Electrophysiological alterations in human cardiac myocytes: new targets for pharmacological interventions.

The electrophysiological properties of single human ventricular and atrial myocytes have been studied using the patch-clamp technique. Ventricular myocytes isolated from explanted human failing hearts consistently show the occurrence of the pacemaker current If, whose electrophysiologic and pharmacological properties resemble those of the f channel expressed in cardiac pacemakers. If is almost fully activated by negative steps close to the physiological resting potential, is increased by catecholamines through the stimulation of ß-adrenoceptors and is use-dependently blocked by zatebradine. Interestingly, the density and maximal specific conductance of this current is significantly higher in myocytes from ischemic cardiomyopathic hearts than in control or dilated cardiomyopathic hearts, thus suggesting that the etiology of the disease may influence the over-expression of the f channel.

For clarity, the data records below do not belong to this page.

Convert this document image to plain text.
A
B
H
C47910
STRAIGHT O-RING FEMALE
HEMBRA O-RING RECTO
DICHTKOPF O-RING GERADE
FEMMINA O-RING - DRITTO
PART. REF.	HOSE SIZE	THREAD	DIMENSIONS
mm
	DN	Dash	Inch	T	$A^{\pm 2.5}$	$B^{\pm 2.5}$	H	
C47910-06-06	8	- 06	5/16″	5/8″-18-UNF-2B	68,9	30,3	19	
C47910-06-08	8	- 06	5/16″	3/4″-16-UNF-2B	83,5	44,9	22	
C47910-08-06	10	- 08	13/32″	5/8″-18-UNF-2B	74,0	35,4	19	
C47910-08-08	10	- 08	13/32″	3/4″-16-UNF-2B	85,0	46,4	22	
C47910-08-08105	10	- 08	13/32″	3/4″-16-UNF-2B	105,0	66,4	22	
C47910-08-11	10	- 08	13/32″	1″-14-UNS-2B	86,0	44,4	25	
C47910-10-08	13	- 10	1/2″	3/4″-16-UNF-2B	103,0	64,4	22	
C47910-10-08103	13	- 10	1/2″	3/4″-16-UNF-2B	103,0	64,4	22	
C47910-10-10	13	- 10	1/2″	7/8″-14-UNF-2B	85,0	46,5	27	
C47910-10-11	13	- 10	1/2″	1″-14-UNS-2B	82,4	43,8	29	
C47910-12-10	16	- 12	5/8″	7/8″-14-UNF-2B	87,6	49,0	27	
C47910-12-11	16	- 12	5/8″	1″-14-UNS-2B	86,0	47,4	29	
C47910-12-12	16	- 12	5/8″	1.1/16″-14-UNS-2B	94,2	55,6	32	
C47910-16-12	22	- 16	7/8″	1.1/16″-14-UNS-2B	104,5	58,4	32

Even if the mechanism underlying this phenomenon is unknown, recent data obtained in a rat model of myocardiac hypertrophy and failure suggest that angiotensin II may play a relevant role. If is constitutionally expressed in the majority of atrial myocytes isolated from normal human right appendages; at variance with ventricular cells, its activation occurs at voltages more negative than the physiological resting potential of atrial cells. However, both ß-adrenoceptor and 5HT4-receptor stimulation may shift the activation curve of If, thus increasing its contribution to the diastolic phase of the atrial action potential. If may represent an arrhythmogenic mechanism in human cells; thus, pharmacological interventions able to prevent disease-induced over-expression of the channel, to antagonize catecholamine or serotonin stimulation of its activation or to selectively block the channel may act as antiarrhythmic agents in heart disease.